ACI ama gerçek; kariyeri olan ve daha önce oynadıkları mevkilerin yıldızı olan bazı futbolcular, Jean Tigana’nın eline geçtikten sonra erimeye başlıyor.
Fransız hoca, kendi aldırdığı oyunculardan başkasını görmek istemiyor. Çalışan, üreten ve forması için varını yoğunu ortaya koyan futbolcuları, kendisi getirmediği için beğenmiyor. Tıpkı genç kuşağın idolü olan Sergen Yalçın’ı beğenmediği gibi. Böylesine psikopat bir düşünce içinde olan Tigana’nın iyi analiz edilmesi gerekir.
Ne kışı belli, ne yazı
Beşiktaş, ozon tabakasının kirliliğinden nasibini almış dünyamız gibi. Ne kışı, ne de yazı belli. Vestel Manisa ile öyle güzel iki maç oynadı ki, kışın ortasında yazı yaşattı, sevenlerine. Herkes Antep’te de aynı Beşiktaş’ı bekliyordu. Ama ne yazık ki, Tigana’nın kısır oyun sistemi yüzünden Kartal, sevenlerinin içini bu kez ısıtamadı.
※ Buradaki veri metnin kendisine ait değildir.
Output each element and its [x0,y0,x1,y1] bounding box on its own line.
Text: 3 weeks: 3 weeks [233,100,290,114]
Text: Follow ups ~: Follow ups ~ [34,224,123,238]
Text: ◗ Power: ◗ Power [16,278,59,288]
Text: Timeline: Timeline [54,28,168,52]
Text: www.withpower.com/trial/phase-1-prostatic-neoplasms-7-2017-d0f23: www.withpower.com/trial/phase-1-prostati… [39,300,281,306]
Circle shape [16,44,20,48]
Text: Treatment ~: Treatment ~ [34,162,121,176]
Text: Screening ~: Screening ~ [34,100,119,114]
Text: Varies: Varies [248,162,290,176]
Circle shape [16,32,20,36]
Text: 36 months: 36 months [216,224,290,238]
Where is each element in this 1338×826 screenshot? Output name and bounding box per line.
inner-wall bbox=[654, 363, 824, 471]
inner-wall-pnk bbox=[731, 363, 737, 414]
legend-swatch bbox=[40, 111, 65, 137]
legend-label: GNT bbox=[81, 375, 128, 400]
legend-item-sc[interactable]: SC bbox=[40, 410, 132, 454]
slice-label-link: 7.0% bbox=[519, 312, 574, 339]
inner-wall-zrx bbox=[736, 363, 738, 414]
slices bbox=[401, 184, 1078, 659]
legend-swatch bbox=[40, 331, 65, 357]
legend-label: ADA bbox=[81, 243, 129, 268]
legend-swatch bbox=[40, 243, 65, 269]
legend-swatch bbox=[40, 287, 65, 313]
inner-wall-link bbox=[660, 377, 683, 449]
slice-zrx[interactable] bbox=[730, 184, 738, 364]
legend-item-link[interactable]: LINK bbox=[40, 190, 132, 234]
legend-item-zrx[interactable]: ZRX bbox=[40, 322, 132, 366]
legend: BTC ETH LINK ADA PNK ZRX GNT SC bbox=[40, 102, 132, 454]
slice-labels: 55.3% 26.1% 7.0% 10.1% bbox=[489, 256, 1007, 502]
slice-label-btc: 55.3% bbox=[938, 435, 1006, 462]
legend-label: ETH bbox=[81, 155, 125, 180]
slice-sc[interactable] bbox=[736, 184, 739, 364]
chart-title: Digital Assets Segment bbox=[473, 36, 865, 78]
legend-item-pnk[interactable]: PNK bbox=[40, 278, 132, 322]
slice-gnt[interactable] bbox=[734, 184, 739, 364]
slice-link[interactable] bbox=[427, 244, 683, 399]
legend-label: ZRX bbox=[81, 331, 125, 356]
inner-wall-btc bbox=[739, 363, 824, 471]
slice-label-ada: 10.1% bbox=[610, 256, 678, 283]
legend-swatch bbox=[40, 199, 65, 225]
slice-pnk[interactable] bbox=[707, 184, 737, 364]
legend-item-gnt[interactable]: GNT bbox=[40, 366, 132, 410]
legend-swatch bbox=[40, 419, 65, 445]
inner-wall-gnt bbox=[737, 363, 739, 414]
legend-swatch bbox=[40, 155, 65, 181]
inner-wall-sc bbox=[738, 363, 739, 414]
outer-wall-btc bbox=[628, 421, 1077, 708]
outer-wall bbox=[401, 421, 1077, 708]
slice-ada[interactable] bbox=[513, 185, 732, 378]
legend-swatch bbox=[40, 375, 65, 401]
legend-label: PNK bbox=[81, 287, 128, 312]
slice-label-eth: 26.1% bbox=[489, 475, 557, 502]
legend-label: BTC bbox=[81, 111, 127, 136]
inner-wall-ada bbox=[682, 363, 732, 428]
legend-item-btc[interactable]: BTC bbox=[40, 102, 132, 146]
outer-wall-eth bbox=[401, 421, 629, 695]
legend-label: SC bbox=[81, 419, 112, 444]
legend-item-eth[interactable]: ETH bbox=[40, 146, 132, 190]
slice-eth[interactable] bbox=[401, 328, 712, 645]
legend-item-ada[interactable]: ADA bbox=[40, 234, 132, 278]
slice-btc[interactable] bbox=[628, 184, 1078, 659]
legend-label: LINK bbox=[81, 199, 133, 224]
Vestel Manisaspor maçının kahramanı Bobo, Gaziantepspor karşısında da etkili fakat şanssızdı. Birazcık şansı olsaydı, Beşiktaş’ın bu maçı 2 veya 3 farkla kazanması işten bile değildi. Uyum sorununu atlatan kaleci Runje’ninözellikle ilk yarıda sergilediği performans her türlü övgüye değer nitelikteydi. Koray her zamanki güven veren bir tablo çizdi.
Hasagiç kusursuzdu
Beşiktaş’ı skor üretkenliğinden yoksun kılan Tigana’nın kısır oyun sistemine karşın Gaziantepspor’un yeni teknik patronu Erdoğan Arıca’nın taktiği gayet akılcıydı. Kaleci Hasagiç kusursuz oyunuyla maçın kaderini belirleyen isim olurken, onun önünde yer alan defans oyuncuları da oldukça başarılıydı. Gaziantepspor’un şanssızlığı ise Diawara idi. Fransız golcü, rakipleriyle ya da hakemle uğraşmak yerine birazcık maçla ilgilenseydi, Gaziantepspor bu maçtan rahatlıkla galibiyet alabilirdi.